AAAI Conference 2024 Conference Paper

Structural Information Guided Multimodal Pre-training for Vehicle-Centric Perception

  • Xiao Wang
  • Wentao Wu
  • Chenglong Li
  • Zhicheng Zhao
  • Zhe Chen
  • Yukai Shi
  • Jin Tang

Understanding vehicles in images is important for various applications such as intelligent transportation and self-driving system. Existing vehicle-centric works typically pre-train models on large-scale classification datasets and then fine-tune them for specific downstream tasks. However, they neglect the specific characteristics of vehicle perception in different tasks and might thus lead to sub-optimal performance.

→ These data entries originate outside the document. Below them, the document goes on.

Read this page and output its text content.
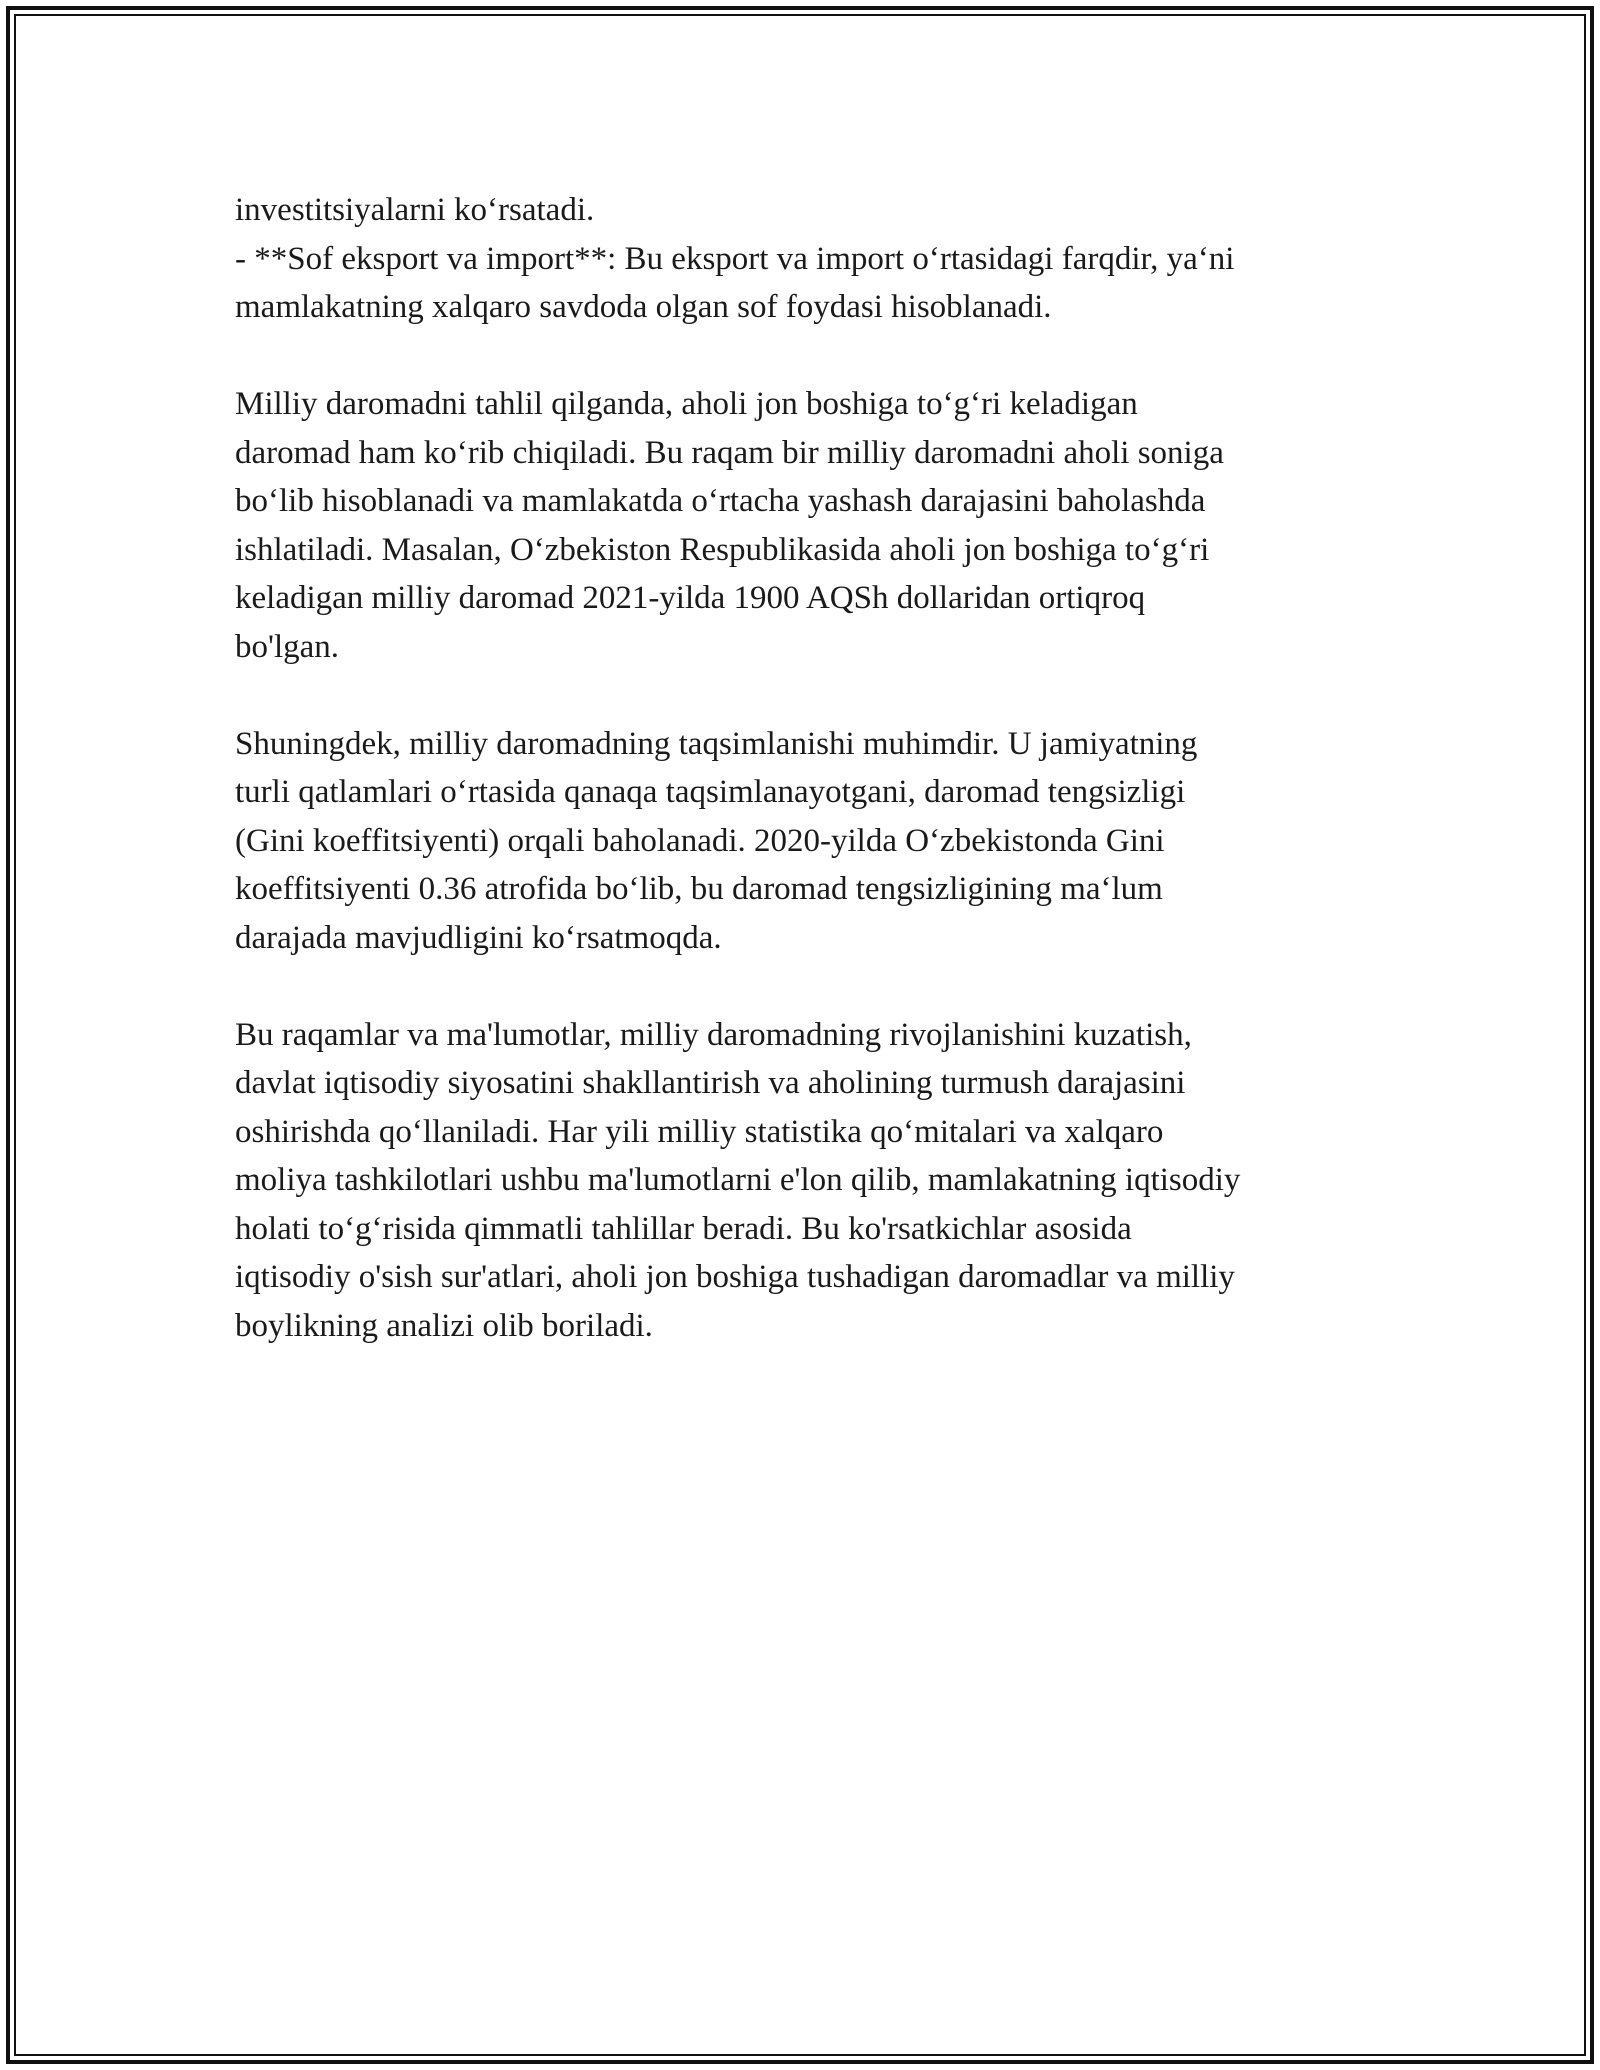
investitsiyalarni ko‘rsatadi.
- **Sof eksport va import**: Bu eksport va import o‘rtasidagi farqdir, ya‘ni
mamlakatning xalqaro savdoda olgan sof foydasi hisoblanadi.

Milliy daromadni tahlil qilganda, aholi jon boshiga to‘g‘ri keladigan
daromad ham ko‘rib chiqiladi. Bu raqam bir milliy daromadni aholi soniga
bo‘lib hisoblanadi va mamlakatda o‘rtacha yashash darajasini baholashda
ishlatiladi. Masalan, O‘zbekiston Respublikasida aholi jon boshiga to‘g‘ri
keladigan milliy daromad 2021-yilda 1900 AQSh dollaridan ortiqroq
bo'lgan.

Shuningdek, milliy daromadning taqsimlanishi muhimdir. U jamiyatning
turli qatlamlari o‘rtasida qanaqa taqsimlanayotgani, daromad tengsizligi
(Gini koeffitsiyenti) orqali baholanadi. 2020-yilda O‘zbekistonda Gini
koeffitsiyenti 0.36 atrofida bo‘lib, bu daromad tengsizligining ma‘lum
darajada mavjudligini ko‘rsatmoqda.

Bu raqamlar va ma'lumotlar, milliy daromadning rivojlanishini kuzatish,
davlat iqtisodiy siyosatini shakllantirish va aholining turmush darajasini
oshirishda qo‘llaniladi. Har yili milliy statistika qo‘mitalari va xalqaro
moliya tashkilotlari ushbu ma'lumotlarni e'lon qilib, mamlakatning iqtisodiy
holati to‘g‘risida qimmatli tahlillar beradi. Bu ko'rsatkichlar asosida
iqtisodiy o'sish sur'atlari, aholi jon boshiga tushadigan daromadlar va milliy
boylikning analizi olib boriladi.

To address this issue, we propose a novel vehicle-centric pre-training framework called VehicleMAE, which incorporates the structural information including the spatial structure from vehicle profile information and the semantic structure from informative high-level natural language descriptions for effective masked vehicle appearance reconstruction. To be specific, we explicitly extract the sketch lines of vehicles as a form of the spatial structure to guide vehicle reconstruction. The more comprehensive knowledge distilled from the CLIP big model based on the similarity between the paired/unpaired vehicle image-text sample is further taken into consideration to help achieve a better understanding of vehicles. A large-scale dataset is built to pre-train our model, termed Autobot1M, which contains about 1M vehicle images and 12693 text information. Extensive experiments on four vehicle-based downstream tasks fully validated the effectiveness of our VehicleMAE. The source code and pre-trained models will be released at https://github.com/Event-AHU/VehicleMAE.